Metro Vancouver’s housing affordability metrics saw some slight improvements, although analysts are still describing conditions as “dreadful.”
At the same time, it appears that the negative resale market conditions responsible for the recent small boost in affordability have finally reached the “cyclical bottom.”
RBC Economic Research’s June report indicates the share of household income required to cover home ownership costs in the region reached 82% in the first quarter of 2019 — down 1.9% from the previous quarter, and a drop of 5.1% from a year ago.
“It’s been a rough couple of years for the Vancouver-area market but it looks like resale activity finally ended its lengthy and steep slide this spring,” reads the report.
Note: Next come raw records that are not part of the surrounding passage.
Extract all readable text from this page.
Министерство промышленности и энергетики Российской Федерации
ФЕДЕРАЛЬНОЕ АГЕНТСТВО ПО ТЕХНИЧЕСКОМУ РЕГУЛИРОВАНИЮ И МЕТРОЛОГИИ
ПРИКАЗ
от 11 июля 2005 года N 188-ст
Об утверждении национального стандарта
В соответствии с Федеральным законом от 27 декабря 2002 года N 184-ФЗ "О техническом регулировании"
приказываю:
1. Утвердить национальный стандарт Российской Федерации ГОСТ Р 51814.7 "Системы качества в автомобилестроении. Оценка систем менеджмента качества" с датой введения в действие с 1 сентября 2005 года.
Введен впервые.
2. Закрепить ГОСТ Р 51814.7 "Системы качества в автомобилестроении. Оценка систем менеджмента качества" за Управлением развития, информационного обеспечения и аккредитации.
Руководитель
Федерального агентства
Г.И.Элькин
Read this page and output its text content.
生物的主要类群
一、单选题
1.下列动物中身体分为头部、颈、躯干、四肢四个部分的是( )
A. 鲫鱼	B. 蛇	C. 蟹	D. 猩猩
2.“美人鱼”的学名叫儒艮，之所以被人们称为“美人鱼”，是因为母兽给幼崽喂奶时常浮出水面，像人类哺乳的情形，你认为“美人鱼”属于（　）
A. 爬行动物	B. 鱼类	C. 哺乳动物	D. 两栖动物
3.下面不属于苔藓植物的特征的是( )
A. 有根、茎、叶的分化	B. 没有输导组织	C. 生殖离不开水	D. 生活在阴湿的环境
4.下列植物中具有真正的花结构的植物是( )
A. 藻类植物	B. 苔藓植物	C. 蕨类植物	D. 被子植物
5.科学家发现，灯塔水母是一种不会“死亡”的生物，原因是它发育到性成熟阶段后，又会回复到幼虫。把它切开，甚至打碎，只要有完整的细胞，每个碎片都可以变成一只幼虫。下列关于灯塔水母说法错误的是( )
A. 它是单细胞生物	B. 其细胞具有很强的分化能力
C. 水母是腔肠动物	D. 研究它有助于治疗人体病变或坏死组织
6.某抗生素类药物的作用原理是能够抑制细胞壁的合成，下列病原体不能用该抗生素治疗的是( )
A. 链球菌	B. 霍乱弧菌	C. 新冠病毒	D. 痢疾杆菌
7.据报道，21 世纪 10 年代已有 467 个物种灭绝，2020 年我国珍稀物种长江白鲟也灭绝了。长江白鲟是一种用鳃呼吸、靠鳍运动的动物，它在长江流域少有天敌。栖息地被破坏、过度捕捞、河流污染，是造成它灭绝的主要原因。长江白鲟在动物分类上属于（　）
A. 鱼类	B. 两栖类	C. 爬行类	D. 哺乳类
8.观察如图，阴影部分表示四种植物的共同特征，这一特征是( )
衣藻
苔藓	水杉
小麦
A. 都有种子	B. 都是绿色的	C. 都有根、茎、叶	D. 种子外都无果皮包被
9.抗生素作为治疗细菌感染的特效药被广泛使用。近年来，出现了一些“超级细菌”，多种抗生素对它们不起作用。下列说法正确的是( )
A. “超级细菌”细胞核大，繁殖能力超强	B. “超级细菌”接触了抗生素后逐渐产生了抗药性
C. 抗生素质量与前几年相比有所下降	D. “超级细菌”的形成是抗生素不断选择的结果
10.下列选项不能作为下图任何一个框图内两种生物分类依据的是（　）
“Not that we expect a sharp snapback anytime soon. Affordability remains in crisis and this will continue to weigh heavily on homebuyer demand for the foreseeable future. Progress on addressing this crisis has been modest to date—yet notable.”
These findings are based on a 25% downpayment, and a 25-year mortgage loan at a five-year fixed rate.
It means only roughly 13% of families — one in eight families — in Metro Vancouver are earning the income necessary to manage home ownership costs. In contrast, both Greater Toronto and Victoria have a one-in-five families ratio.
However, for families in Metro Vancouver, a condominium apartment provides greater affordability, with one quarter able to cover condo ownership costs.
“Policy-makers will be encouraged by the fact that some progress is being made at repairing home ownership affordability in Canada. After all, tackling affordability crises in Vancouver and Toronto is one of their top priorities,” continued the report.
“Policy-engineered market downturns have succeeded at reversing some of the earlier massive affordability losses in Vancouver and stabilizing the situation in Toronto—though neither market is close to levels that ordinary Canadian households can afford.”